そのかわりに、例えば喫茶店でお茶を飲んでいて窓の外を1人の中年男性が歩いているとすると、この人はどんな職業なんだろう、家族と一緒には住んでなさそうだ、服装からすると相当裕福だな、とかを自然に考えている。
 
つまり、文系人間は、人間と、人間に関係するもの(法律とか、経済とか)にしか興味がわかない(逆に、理系の人は、医学のように人間をものと見るときは別にして、人なんか煩わしいだけと思ってるんじゃないかというのが私の偏見です)。
 
文系が理科を教えるときに気をつけていること
最初は得意な国語や社会を教えていました。すぐに気づいたのは、小中学生についつい専門的な話を自己満足でしてしまって、かえって子どものためにならないという事実です。
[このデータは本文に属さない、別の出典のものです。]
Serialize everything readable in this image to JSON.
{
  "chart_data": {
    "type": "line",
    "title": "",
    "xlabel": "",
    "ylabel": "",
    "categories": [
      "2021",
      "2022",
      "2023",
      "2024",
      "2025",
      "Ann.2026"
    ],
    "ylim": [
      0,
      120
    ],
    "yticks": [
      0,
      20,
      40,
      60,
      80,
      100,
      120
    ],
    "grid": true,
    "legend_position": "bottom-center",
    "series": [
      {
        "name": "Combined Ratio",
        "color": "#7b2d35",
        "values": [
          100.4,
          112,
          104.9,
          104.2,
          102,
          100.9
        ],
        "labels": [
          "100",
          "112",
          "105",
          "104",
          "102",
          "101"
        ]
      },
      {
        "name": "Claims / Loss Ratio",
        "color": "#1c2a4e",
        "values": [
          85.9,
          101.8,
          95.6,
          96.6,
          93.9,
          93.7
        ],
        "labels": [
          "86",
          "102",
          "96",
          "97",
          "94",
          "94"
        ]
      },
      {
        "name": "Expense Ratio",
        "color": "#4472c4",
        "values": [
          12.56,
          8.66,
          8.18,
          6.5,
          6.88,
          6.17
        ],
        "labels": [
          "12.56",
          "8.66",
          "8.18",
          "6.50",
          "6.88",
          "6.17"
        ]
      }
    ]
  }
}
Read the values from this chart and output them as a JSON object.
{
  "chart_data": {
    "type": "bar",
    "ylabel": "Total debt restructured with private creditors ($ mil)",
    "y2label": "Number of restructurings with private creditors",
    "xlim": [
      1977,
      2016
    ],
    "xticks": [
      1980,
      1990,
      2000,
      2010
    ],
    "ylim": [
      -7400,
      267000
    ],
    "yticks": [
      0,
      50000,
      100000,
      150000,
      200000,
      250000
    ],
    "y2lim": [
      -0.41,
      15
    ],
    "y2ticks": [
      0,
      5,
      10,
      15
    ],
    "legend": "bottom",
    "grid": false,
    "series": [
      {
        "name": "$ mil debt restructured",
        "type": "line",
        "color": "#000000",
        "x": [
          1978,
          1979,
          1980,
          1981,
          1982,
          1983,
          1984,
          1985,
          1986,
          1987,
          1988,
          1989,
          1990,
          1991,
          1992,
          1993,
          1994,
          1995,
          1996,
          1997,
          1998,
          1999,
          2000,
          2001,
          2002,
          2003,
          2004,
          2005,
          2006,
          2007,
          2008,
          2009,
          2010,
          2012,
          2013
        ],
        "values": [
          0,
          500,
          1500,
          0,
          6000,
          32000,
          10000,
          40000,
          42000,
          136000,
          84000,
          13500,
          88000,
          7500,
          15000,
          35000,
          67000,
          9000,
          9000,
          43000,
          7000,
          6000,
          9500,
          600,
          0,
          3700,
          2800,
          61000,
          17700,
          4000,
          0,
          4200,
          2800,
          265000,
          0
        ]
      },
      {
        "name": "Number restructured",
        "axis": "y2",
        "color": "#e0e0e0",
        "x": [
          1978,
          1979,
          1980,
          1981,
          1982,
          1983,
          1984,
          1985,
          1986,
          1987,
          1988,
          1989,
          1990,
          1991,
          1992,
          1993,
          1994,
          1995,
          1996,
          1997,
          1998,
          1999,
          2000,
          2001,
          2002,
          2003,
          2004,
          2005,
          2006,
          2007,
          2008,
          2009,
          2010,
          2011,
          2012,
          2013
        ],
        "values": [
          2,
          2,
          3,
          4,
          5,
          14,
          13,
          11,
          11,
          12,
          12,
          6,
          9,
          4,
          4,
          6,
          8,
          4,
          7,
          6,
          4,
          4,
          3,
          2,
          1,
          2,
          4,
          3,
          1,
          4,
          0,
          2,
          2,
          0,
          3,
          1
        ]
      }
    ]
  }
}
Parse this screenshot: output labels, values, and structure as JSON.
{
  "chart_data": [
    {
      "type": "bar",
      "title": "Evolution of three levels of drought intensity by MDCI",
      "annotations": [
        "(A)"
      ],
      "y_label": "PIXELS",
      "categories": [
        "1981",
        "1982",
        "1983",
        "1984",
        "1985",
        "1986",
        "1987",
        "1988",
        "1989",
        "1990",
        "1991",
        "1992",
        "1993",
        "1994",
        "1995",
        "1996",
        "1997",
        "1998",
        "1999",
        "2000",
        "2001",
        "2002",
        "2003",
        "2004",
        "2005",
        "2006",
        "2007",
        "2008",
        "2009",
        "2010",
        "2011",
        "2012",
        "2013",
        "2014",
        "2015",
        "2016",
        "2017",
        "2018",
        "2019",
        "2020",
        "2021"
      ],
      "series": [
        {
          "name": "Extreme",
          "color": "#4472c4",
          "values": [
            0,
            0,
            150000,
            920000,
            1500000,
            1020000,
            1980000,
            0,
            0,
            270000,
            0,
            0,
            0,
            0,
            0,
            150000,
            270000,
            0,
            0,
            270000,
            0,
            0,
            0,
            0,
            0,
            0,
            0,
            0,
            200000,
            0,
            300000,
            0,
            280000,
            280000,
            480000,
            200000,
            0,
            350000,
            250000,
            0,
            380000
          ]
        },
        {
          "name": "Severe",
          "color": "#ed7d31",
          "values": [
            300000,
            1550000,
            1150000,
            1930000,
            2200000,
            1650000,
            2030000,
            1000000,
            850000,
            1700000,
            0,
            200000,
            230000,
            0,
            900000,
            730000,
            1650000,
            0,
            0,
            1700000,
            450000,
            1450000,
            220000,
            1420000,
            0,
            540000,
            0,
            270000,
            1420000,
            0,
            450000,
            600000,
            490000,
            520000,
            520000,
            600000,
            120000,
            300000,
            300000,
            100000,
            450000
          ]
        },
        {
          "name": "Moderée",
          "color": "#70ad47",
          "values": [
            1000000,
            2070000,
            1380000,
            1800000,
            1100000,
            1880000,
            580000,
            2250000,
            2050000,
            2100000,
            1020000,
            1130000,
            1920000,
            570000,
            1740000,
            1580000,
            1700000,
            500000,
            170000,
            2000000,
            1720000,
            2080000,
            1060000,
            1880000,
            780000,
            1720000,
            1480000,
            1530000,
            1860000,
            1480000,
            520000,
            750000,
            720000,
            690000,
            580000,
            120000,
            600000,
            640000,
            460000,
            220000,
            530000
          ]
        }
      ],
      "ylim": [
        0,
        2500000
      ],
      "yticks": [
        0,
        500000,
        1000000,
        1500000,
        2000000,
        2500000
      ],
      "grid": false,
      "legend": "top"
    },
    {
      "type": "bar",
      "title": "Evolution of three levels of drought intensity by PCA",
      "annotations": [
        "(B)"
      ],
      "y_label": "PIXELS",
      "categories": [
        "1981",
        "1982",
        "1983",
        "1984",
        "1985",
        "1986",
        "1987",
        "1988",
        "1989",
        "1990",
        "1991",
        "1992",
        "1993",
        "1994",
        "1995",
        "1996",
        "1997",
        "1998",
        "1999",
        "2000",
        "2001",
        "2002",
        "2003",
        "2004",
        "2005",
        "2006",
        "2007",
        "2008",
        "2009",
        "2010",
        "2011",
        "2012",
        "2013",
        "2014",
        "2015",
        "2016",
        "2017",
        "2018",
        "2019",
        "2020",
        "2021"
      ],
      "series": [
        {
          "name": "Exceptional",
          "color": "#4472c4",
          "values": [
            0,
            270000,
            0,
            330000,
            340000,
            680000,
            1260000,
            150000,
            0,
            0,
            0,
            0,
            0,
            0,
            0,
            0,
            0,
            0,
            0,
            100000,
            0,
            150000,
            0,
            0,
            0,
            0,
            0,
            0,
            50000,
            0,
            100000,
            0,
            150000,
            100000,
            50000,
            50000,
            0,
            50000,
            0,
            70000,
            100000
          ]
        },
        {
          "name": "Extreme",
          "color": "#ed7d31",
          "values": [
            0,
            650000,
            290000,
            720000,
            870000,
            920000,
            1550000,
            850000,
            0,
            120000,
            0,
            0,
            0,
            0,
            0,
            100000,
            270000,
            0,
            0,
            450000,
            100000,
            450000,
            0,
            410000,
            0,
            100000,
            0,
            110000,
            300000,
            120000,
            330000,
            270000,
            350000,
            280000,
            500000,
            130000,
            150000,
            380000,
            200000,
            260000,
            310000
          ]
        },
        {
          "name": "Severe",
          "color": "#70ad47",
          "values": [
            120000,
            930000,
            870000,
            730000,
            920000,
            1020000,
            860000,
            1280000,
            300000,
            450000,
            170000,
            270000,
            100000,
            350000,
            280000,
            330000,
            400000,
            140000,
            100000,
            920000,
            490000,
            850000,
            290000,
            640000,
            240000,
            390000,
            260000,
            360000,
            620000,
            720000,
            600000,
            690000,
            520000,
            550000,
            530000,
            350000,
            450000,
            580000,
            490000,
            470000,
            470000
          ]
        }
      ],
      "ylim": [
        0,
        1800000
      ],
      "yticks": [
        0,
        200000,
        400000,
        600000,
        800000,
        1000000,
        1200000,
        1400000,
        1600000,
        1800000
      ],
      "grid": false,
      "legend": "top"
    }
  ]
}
巷間よく言われるように、勉強ができなかった人のほうができない人の気持ちがわかるから、上手に教えることができるのではなかろうか。それで、できなかった理科担当にかわりました。
 
いつも留意しているのは、文系の発想で教えてしまって、理系の伸びる才能を摘まないように気をつけようということです。
 
それと、「好きこそものの上手なれ」、自分が好きにならないと人に勉強する楽しさは教えられません。私の場合、最初は、仕事だからいやいや勉強しなければならなかった。しかし、そのおかげで、それまで興味がなかった理科に属する知識が広がるにつれ、ある程度歳をとってから理系の事々のおもしろさもわかってきた。塾という仕事のおかげで、文系人間が理系の面白さも味わうことができるようになったわけで、ひとの2倍の楽しみを享受させてもらっている。
 
その楽しさを子どもたちに伝えることで、本来の理系の人と伍していけるのではないかと思っています。